Сданные им книги были специальные, с трудно произносимыми, мудрёными названиями, вроде «Коагуляционная индикация ферромагнитности сплавов». Он ещё чуть задержался у стойки, словно хотел что-то сказать, но только покусал губы, быстрым взглядом окинул зал, фотомонтажи на стенах и с вопиюще грустным, почти трагическим видом, шаркая и сутулясь, ушёл.

В библиотеке было жарко, может, слишком жарко, но не душно, потому что воздух был сухой. Крепко пахло книгами. Сушь такая, вероятно, вредна для книг, подумал Павел, недаром в академических библиотеках на стенах висят приборы, показывающие влажность и что-то там ещё; в музеях тоже.

На заваленном журналами и книгами столе перед Женей стояла продолговатая керамическая вазочка, из которой торчала сухая и голая, с коленчатыми изломами тростинка, а с неё свисали четыре шарика в виде редек яркого пурпурного цвета. Они были пустые, сухие, как бы филигранно склеенные из цветной папиросной бумаги, и сверху они запылились.

— Как это называется? — — спросил Павел.

— Не знаю, у нас говорят: китайские фонарики.

— Они живые? -

— Нет, высохли. Но сохраняют форму. Как люди иногда.

Она с трудом подняла гору книг, понесла их, пошатываясь, как ребёнок, поднявший слишком много, ходила среди стеллажей, втискивала тома на полки, они не лезли, она тянулась на цыпочках, и из-под платья выглядывали острые колени.

Павел словно впервые увидел, что Женя, собственно, очень худая. Странно, что до сих пор не обратил на это внимания. Он подумал: какая она худая, какая истощённая, ноги, как у мальчика, руки тонкие, слабые, и рёбра, наверное, обтягивает кожа. Теоретически таким людям должно быть страшно в жизни. Хорошо в жизни быть сильным, с тренированными мускулами, крепкими ногами, чтоб крепко стоять, не валясь от ветра, во время битвы уверенно отражать удары и спереди и сзади.

И вдруг его охватила мучительная волна жалости, такая волна, что хоть сейчас же обними её, как ребёнка, погладь по голове, приговаривая: «Ничего не бойся, тебя никто не посмеет обидеть, никогда не бойся…» Это пронеслось в одну секунду, короткую секунду, но было так сильно, что Павел встряхнул головой, чтоб наваждение прошло.

— Неужели они будут стоять всю зиму? — — спросил он.

— Да, и две зимы, — сказала Женя, исподлобья, с каким-то непонятным вопросом посмотрев ему в глаза. — Да, я хотела тебя спросить… Ты был у фонтанов? -

— Каких? -

— Ну, эти, система охлаждения воды для домен…

— А, да. Нет, не был, где это? -

Она взяла связку ключей, надела пальто,

— Пойдём. Это важно.

— Важно? -

— Да, это я так думаю: единственное, на что люблю смотреть, но странно, они совсем не смотрят, будто их и нет. Может, потому, что в стороне, так, значит, далеко…

— А ничего, что ты в рабочее время? -

— Нет. Я старательная, делаю больше, чем надо, сижу дольше, чем надо, оказываю неоценимую помощь.

— То есть? -

— Если делать торжественный доклад, где взять слова? — Где цифры? — Выходи, я закрою. Сейчас мы с тобой пойдём и сделаем сцену у фонтанов.

Она улыбнулась на слове «сделаем», а Павел подумал: «Вот чёрт!»

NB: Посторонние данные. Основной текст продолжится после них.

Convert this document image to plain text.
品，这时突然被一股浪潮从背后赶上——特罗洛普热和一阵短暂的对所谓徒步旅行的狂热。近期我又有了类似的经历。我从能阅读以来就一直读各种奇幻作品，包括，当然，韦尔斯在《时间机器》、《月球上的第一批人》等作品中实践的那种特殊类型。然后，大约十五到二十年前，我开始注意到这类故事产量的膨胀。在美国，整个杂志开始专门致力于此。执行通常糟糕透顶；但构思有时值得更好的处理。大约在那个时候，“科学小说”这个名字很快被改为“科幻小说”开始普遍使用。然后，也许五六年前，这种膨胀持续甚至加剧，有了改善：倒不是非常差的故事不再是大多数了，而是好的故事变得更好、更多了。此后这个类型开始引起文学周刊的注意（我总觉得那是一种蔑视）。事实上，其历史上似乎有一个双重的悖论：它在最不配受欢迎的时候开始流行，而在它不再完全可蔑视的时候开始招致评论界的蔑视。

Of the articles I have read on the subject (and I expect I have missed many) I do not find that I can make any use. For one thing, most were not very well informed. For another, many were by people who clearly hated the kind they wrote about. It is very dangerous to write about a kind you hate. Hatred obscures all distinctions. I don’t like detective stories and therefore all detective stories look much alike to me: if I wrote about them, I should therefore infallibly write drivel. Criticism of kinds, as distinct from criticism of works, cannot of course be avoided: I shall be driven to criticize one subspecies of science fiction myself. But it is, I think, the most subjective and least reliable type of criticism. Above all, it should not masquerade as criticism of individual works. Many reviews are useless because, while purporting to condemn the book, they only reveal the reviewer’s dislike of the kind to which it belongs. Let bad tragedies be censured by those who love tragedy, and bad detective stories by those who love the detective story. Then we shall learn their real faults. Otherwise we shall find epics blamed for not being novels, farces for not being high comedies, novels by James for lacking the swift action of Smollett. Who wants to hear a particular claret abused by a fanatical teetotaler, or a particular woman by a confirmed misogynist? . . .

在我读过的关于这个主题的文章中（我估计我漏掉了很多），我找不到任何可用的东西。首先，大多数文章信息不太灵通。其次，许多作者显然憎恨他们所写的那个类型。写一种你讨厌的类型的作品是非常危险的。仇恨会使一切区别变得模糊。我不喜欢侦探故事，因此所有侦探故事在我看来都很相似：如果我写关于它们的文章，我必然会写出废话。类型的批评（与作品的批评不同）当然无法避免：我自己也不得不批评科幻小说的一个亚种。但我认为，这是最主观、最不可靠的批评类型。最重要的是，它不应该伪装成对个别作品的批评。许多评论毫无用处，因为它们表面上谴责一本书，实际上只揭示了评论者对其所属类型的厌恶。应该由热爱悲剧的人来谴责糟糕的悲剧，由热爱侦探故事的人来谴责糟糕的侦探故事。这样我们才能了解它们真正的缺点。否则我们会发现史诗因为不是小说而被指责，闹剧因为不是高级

Довольно долго пришлось пробираться, пока миновали грохочущий, свистящий двор, плутали между складами, наконец, вышли на пустырь, вернее, даже не пустырь, а целое поле. Горизонт на нем закрывала мощная завеса клубящегося пара, как если бы там пульсировал горячий гейзер.

Через поле тянулась неровная ниточка следов: кто-то проходил раз-другой. Женя храбро пошла в снег, ковыляя на каблуках, проваливаясь, оставляя маленькие, почти детские следы с дырками от каблуков, и, присмотревшись, Павел понял, что тропка вся состоит только из таких следов.

Чем ближе они подходили, тем выше и величественнее становилась стена пара, и вот стал слышен мощный «шум многих вод», как выражался Иезекииль.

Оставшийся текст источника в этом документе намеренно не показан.